The administration continues to blame rising gas costs on the ‘Putin price hike’ resulting from Russia’s invasion of Ukraine and on greedy oil companies purposefully not increasing production to meet the demand so they can charge more per gallon
Shell is ‘producing at capacity’ and looking at options to increase oil and gasoline production, a spokesperson said.
Exxon, the focus of the president’s ire against oil companies last week, has invested to expand its refining capacity by 250,000 bpd, the equivalent of a medium-sized refinery, said spokesman Todd Spitler.
Spitler said the administration in the short term could lift the Jones Act provisions that force domestic shippers to use U.S. flagged vessels that employ union labor, or waive fuel regulations.
The U.S. government has waived summertime bans on the use of cheaper, smog causing fuel components in emergency cases.

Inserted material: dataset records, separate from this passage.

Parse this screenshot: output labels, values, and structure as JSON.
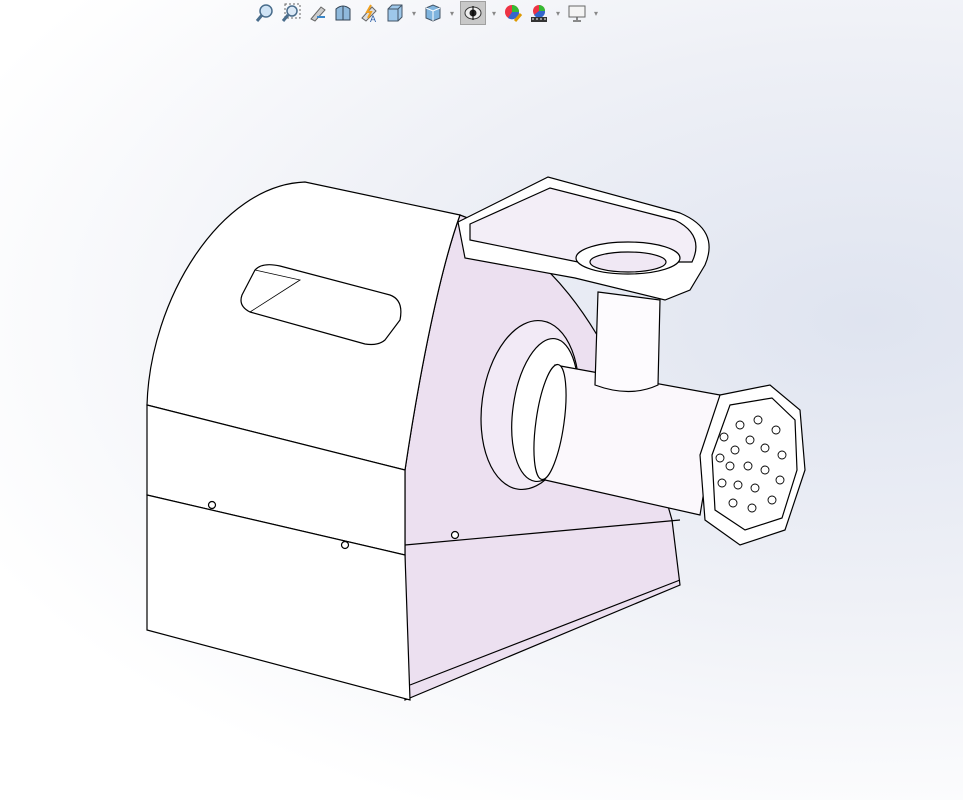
{
  "toolbar": {
    "icons": [
      "zoom-to-fit-icon",
      "zoom-to-area-icon",
      "previous-view-icon",
      "section-view-icon",
      "dynamic-annotation-views-icon",
      "view-orientation-icon",
      "display-style-icon",
      "hide-show-items-icon",
      "edit-appearance-icon",
      "apply-scene-icon",
      "view-settings-icon"
    ]
  },
  "model": {
    "name": "meat-grinder",
    "face_color": "#ffffff",
    "side_color": "#ece0f0",
    "edge_color": "#000000"
  }
}
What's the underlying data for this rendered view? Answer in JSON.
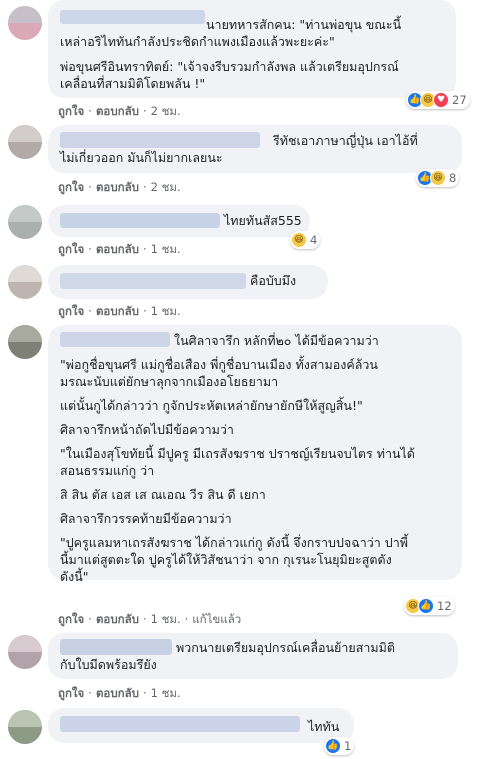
{
  "comments": [
    {
      "paragraphs": [
        [
          "นายทหารสักคน: \"ท่านพ่อขุน ขณะนี้",
          "เหล่าอริไททันกำลังประชิดกำแพงเมืองแล้วพะยะค่ะ\""
        ],
        [
          "พ่อขุนศรีอินทราทิตย์: \"เจ้าจงรีบรวมกำลังพล แล้วเตรียมอุปกรณ์",
          "เคลื่อนที่สามมิติโดยพลัน !\""
        ]
      ],
      "actions": {
        "like": "ถูกใจ",
        "reply": "ตอบกลับ",
        "time": "2 ชม."
      },
      "reactions": {
        "icons": [
          "like-icon",
          "haha-icon",
          "love-icon"
        ],
        "count": "27"
      }
    },
    {
      "paragraphs": [
        [
          "รีทัชเอาภาษาญี่ปุ่น เอาไอ้ที่",
          "ไม่เกี่ยวออก มันก็ไม่ยากเลยนะ"
        ]
      ],
      "actions": {
        "like": "ถูกใจ",
        "reply": "ตอบกลับ",
        "time": "2 ชม."
      },
      "reactions": {
        "icons": [
          "like-icon",
          "haha-icon"
        ],
        "count": "8"
      }
    },
    {
      "paragraphs": [
        [
          "ไทยทันสัส555"
        ]
      ],
      "actions": {
        "like": "ถูกใจ",
        "reply": "ตอบกลับ",
        "time": "1 ชม."
      },
      "reactions": {
        "icons": [
          "haha-icon"
        ],
        "count": "4"
      }
    },
    {
      "paragraphs": [
        [
          "คือบับมึง"
        ]
      ],
      "actions": {
        "like": "ถูกใจ",
        "reply": "ตอบกลับ",
        "time": "1 ชม."
      }
    },
    {
      "paragraphs": [
        [
          "ในศิลาจารึก หลักที่๒๐ ได้มีข้อความว่า"
        ],
        [
          "\"พ่อกูชื่อขุนศรี แม่กูชื่อเสือง พี่กูชื่อบานเมือง ทั้งสามองค์ล้วน",
          "มรณะนับแต่ยักษาลุกจากเมืองอโยธยามา"
        ],
        [
          "แต่นั้นกูได้กล่าวว่า กูจักประหัตเหล่ายักษายักษีให้สูญสิ้น!\""
        ],
        [
          "ศิลาจารึกหน้าถัดไปมีข้อความว่า"
        ],
        [
          "\"ในเมืองสุโขทัยนี้ มีปูครู มีเถรสังฆราช ปราชญ์เรียนจบไตร ท่านได้",
          "สอนธรรมแก่กู ว่า"
        ],
        [
          "สิ สิน ตัส เอส เส ณเอณ วีร สิน ดี เยกา"
        ],
        [
          "ศิลาจารึกวรรคท้ายมีข้อความว่า"
        ],
        [
          "\"ปูครูแลมหาเถรสังฆราช ได้กล่าวแก่กู ดังนี้ จึ่งกราบปจฉาว่า ปาพี้",
          "นี้มาแต่สูตตะใด ปูครูได้ให้วิสัชนาว่า จาก กุเรนะโนยุมิยะสูตดัง",
          "ดังนี้\""
        ]
      ],
      "actions": {
        "like": "ถูกใจ",
        "reply": "ตอบกลับ",
        "time": "1 ชม.",
        "edited": "แก้ไขแล้ว"
      },
      "reactions": {
        "icons": [
          "haha-icon",
          "like-icon"
        ],
        "count": "12"
      }
    },
    {
      "paragraphs": [
        [
          "พวกนายเตรียมอุปกรณ์เคลื่อนย้ายสามมิติ",
          "กับใบมีดพร้อมรึยัง"
        ]
      ],
      "actions": {
        "like": "ถูกใจ",
        "reply": "ตอบกลับ",
        "time": "1 ชม."
      }
    },
    {
      "paragraphs": [
        [
          "ไททัน"
        ]
      ],
      "reactions": {
        "icons": [
          "like-icon"
        ],
        "count": "1"
      }
    }
  ],
  "colors": {
    "bubble": "#f0f2f5",
    "meta": "#65676b",
    "like": "#1877f2",
    "haha": "#f7c948",
    "love": "#f33e58"
  }
}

The administration recently used emergency powers to lift the ban on gasoline with higher blends of ethanol.
Phillips 66, Valero and Marathon Petroleum said they would work with the administration. BP did not immediately comment.
Biden has escalated his rhetoric against oil companies as pump prices have raced to record highs above $5 per gallon.
Privately, White House officials have been asking refiners about idled plants and spare capacity and whether there are other ways to increase gasoline supply, according to two sources familiar with the discussions.
Rising gas prices have helped drive unexpectedly persistent consumer price inflation and voter anger before November 8 midterm elections where Biden’s Democratic Party is defending its control of Congress.
Biden has attributed rising oil prices primarily to U.S.-led sanctions that took Russian energy supplies off the global market.
He has also blamed major oil companies riding rising energy prices to record earnings, and giving profits to investors rather than spending on new drilling and refining capacity.
‘Exxon made more money than God this year,’ Biden said last week, after the major’s first quarter profit doubled from the previous year to $5.48 billion.
Exxon’s Spitler said the top U.S. producer has invested more than $50 billion over the past five years that resulted in a nearly 50% increase in U.S. oil output.
U.S. Energy Secretary Jennifer Granholm plans to host an emergency meeting on how refiners can respond to higher prices, Biden said, asking oil companies to provide ‘concrete ideas’ to increase oil refining and explain why they may have cut such capacity in the last two years.
Granholm has requested a meeting with refinery executives no later than June 21, two sources familiar with the request said.